The case proceeded to trial, and after Palmer presented her case, the

University System presented testimony that Palmer had not been selected for the

position in question because, when submitted to a vote, the Foreign Languages

Department viewed Carol Wilkerson as a better candidate. Of the seven voting

members of the Department, five voted for Wilkerson, one voted for Palmer, and

-4- one abstained. The five Department members who voted against Palmer each

offered an explanation of his or her vote.1

At the jury instruction conference, Palmer submitted a proposed instruction,

in addition to the pattern jury instructions, that more specifically explicated that if

the jury found that the reasons offered by the University System to justify its hiring

decision were pretextual, it would be authorized to find intentional religious

discrimination on the part of the University System. The trial court declined to

give the requested instruction. The jury ultimately returned a verdict for the

University System and Palmer now appeals.

We review the trial court’s rulings on the admissibility of evidence for abuse

of discretion. Goulah v. Ford Motor Co., 118 F.3d 1478, 1483 (11th Cir. 1997).

We review jury instructions de novo to determine whether they misstate the law or

mislead the jury to the prejudice of the objecting party. United States v. Chandler,

996 F.2d 1073, 1085 (11th Cir.1993), cert. denied, 512 U.S. 1227 (1994).

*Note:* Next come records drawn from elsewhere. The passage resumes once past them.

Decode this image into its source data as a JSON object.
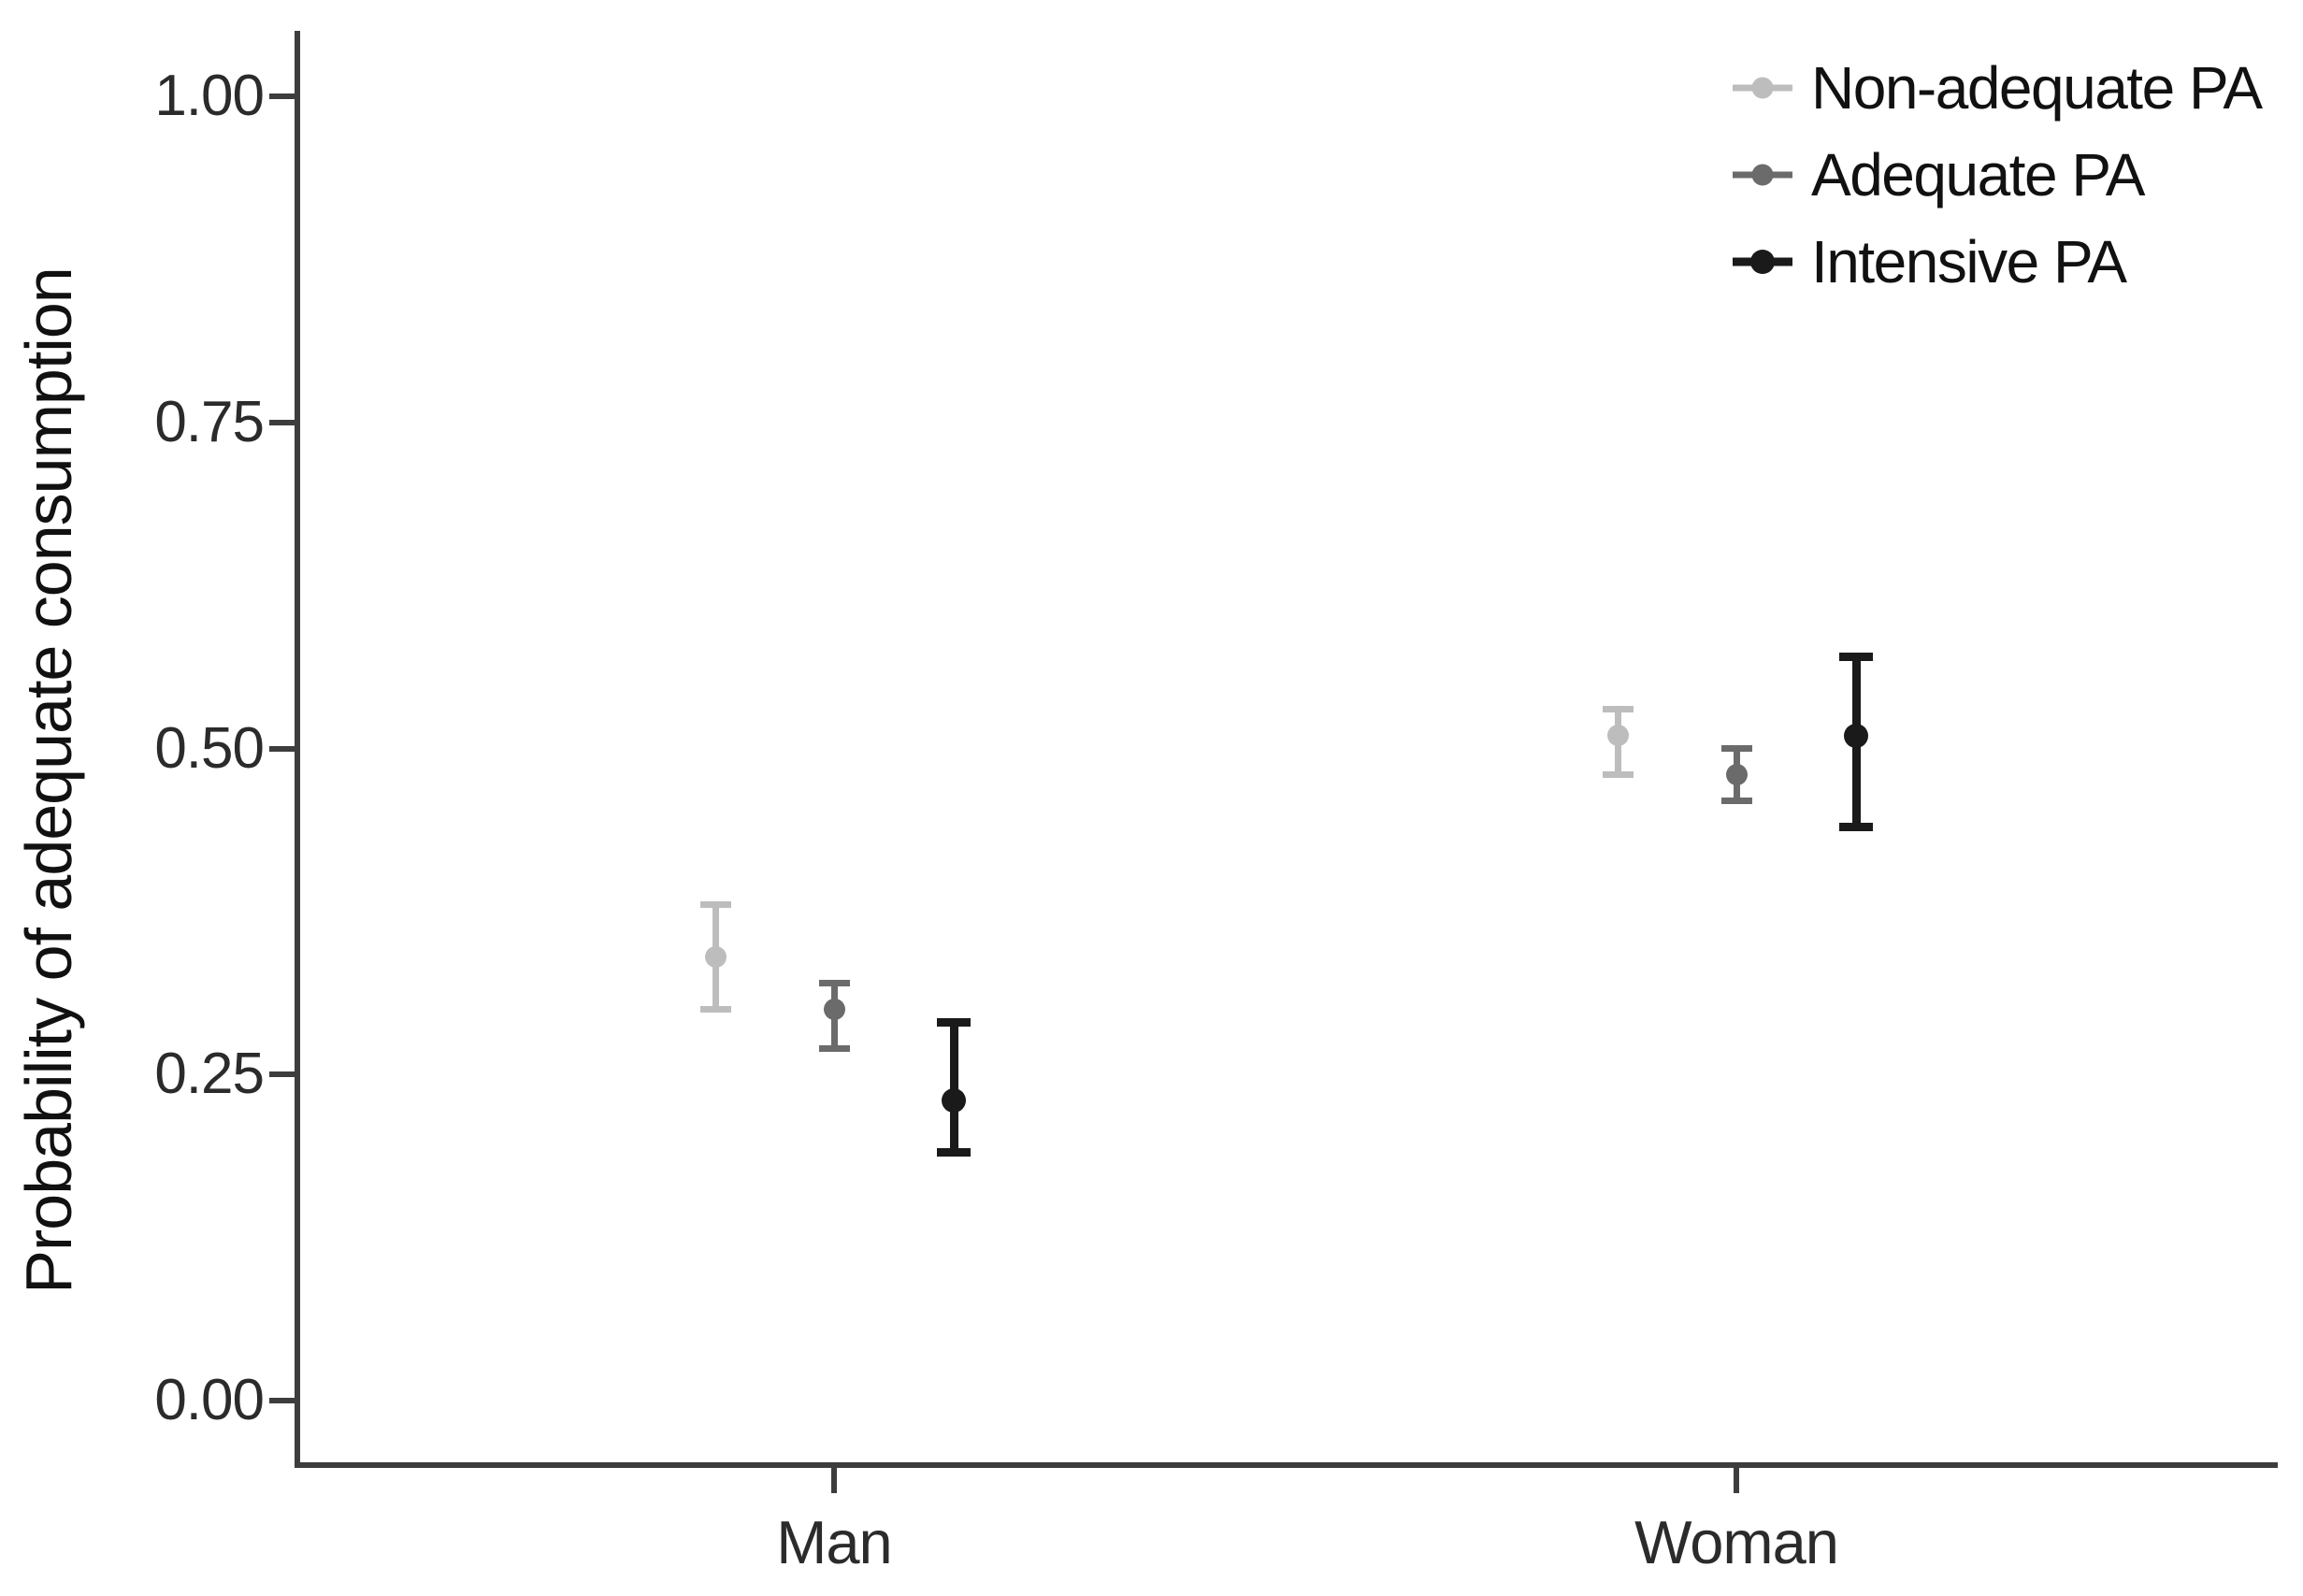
{
  "chart_data": {
    "type": "scatter",
    "subtype": "pointrange-errorbar",
    "title": "",
    "xlabel": "",
    "ylabel": "Probability of adequate consumption",
    "categories": [
      "Man",
      "Woman"
    ],
    "y_tick_labels": [
      "1.00",
      "0.75",
      "0.50",
      "0.25",
      "0.00"
    ],
    "y_tick_values": [
      1.0,
      0.75,
      0.5,
      0.25,
      0.0
    ],
    "ylim": [
      0,
      1.05
    ],
    "grid": "off",
    "legend_position": "top-right",
    "axis_color": "#3d3d3d",
    "background_color": "#ffffff",
    "series": [
      {
        "name": "Non-adequate PA",
        "color": "#bdbdbd",
        "points": [
          {
            "category": "Man",
            "value": 0.34,
            "ci_low": 0.3,
            "ci_high": 0.38
          },
          {
            "category": "Woman",
            "value": 0.51,
            "ci_low": 0.48,
            "ci_high": 0.53
          }
        ]
      },
      {
        "name": "Adequate PA",
        "color": "#6b6b6b",
        "points": [
          {
            "category": "Man",
            "value": 0.3,
            "ci_low": 0.27,
            "ci_high": 0.32
          },
          {
            "category": "Woman",
            "value": 0.48,
            "ci_low": 0.46,
            "ci_high": 0.5
          }
        ]
      },
      {
        "name": "Intensive PA",
        "color": "#1a1a1a",
        "points": [
          {
            "category": "Man",
            "value": 0.23,
            "ci_low": 0.19,
            "ci_high": 0.29
          },
          {
            "category": "Woman",
            "value": 0.51,
            "ci_low": 0.44,
            "ci_high": 0.57
          }
        ]
      }
    ]
  }
}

When

reviewing the propriety of a trial court’s charge to the jury, our task is to “examine

whether the jury charges, considered as a whole, sufficiently instructed the jury so

1 McAllister was influenced by Palmer’s equivocal reference letter from a former professor and by Palmer’s poor oral presentation to the Department; Bobia voted for Wilkerson because she had more college teaching experience; Arrizabalaga voted for Wilkerson because of her pedagogy and the video Wilkerson provided of her teaching a class; Fideli voted for Wilkerson because she found Wilkerson’s presentation and academic credentials superior; Laval voted for Wilkerson on the basis of her presentation and Palmer’s limited role in the Department during temporary appointments.